People cobble together a budget from savings, long-term care and life insurance and annuities, reverse mortgages or home equity loans.
It may be cheaper to hire a worker directly, rather than through an agency, but being an employer comes with responsibilities, Love warns.
"First you have to be sure you're paying the minimum wage," he says. "And if the person is working more than 40 hours a week, you must pay overtime."
Covered are workers who are family and friends, those paid privately or with Medicaid funds or some other combination.

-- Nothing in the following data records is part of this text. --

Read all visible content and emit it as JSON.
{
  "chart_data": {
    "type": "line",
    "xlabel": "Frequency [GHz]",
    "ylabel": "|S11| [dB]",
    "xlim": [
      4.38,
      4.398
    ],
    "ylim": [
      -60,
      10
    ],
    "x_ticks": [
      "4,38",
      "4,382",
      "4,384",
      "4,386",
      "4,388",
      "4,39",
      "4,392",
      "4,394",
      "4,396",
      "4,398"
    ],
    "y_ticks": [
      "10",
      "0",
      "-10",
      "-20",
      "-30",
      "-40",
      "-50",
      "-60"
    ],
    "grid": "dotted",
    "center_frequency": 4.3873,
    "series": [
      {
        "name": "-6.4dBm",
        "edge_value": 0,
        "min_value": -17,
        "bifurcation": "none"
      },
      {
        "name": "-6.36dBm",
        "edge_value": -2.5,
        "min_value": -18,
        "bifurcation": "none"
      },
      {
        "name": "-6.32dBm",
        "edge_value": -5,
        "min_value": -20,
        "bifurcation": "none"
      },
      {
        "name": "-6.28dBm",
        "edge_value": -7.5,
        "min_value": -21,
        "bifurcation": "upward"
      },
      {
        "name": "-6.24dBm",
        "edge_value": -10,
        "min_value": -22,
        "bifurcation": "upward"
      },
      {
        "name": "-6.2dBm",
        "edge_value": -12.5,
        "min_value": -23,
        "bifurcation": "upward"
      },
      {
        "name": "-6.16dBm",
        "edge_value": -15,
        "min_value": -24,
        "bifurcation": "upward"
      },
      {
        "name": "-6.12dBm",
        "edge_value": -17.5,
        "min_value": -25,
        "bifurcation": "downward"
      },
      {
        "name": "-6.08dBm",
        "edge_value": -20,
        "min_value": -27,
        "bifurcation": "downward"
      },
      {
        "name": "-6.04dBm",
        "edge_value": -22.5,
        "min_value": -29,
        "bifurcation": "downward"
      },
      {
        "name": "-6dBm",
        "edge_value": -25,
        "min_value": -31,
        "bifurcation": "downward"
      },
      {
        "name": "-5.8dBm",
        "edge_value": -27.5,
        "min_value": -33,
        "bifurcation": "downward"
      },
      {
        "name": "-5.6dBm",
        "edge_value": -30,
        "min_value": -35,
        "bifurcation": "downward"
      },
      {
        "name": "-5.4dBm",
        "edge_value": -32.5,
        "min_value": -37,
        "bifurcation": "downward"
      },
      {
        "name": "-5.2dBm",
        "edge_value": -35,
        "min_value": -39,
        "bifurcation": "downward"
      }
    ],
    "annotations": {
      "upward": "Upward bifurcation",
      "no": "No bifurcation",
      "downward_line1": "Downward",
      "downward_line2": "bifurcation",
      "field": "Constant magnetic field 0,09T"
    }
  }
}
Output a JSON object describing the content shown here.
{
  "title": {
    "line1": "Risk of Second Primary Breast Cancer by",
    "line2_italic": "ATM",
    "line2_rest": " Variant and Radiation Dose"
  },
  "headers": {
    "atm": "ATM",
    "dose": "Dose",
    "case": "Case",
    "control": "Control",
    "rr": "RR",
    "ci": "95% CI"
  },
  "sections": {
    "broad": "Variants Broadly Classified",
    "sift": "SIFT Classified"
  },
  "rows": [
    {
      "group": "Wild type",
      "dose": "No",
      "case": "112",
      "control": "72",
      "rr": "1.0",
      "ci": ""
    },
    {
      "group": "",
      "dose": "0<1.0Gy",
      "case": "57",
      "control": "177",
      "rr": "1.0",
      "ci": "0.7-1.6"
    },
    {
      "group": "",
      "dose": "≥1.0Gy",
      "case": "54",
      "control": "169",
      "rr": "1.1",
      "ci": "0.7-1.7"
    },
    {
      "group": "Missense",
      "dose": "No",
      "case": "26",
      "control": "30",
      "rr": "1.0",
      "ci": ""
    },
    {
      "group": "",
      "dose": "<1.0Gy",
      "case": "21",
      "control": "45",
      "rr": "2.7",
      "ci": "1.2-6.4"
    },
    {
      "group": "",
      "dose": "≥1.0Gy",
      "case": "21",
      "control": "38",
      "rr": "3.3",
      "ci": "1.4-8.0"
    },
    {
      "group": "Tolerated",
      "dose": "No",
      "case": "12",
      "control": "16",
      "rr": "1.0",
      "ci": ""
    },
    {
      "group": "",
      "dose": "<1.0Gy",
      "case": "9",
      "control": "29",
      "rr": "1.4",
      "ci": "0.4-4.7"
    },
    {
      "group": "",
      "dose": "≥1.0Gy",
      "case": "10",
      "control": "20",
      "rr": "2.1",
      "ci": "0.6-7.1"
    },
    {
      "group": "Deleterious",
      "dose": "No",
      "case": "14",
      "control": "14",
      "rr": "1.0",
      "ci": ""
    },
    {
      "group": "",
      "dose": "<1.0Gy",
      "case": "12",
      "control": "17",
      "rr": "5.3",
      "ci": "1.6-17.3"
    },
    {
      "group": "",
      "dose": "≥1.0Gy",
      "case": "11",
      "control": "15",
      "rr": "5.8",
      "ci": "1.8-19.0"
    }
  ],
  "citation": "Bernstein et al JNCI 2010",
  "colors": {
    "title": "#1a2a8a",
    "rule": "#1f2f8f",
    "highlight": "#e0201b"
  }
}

If you're hiring and paying for home care for medical reasons or because the recipient is in the early stages of Alzheimer's or dementia, you may qualify for federal tax deduction, just as if the loved one were in a nursing home, Love says. An adult child may get a tax break if the parent can be claimed as a dependent. (The adult child must meet certain criteria, including that the family caregiver must be providing over half of the care recipient's financial report.)
Private payers should also look into community support
"Tap into anything in the community you can apply for," Love says. Don't overlook churches, synagogues, the United Way, the local Area Agency on Aging office and senior centers.
They may steer you to adult day care, meal delivery programs, and grants for home modification, weatherization and assistance with heating bills. Such assistance may be enough for you or your loved one to remain independent and at home.
If you're the family caregiver, you may be eligible for a voucher to pay a neighbor or friend to help out.
Respite care vouchers are funded by the federal government as well as by private organizations, such as Easter Seals, the Alzheimer's Association and the ALS Association.
In Virginia, for example, a family caregiver who lives with the care recipient may apply for a federal respite grant voucher of up to $400 through the Virginia Division for the Aging. About 200 families a year, many of whom do not receive Medicaid, receive the grants.
"It's a chance for the caregiver to take a break and rejuvenate," says Liz Havenner, Division of Aging human services program director. "They may just want to take a nap."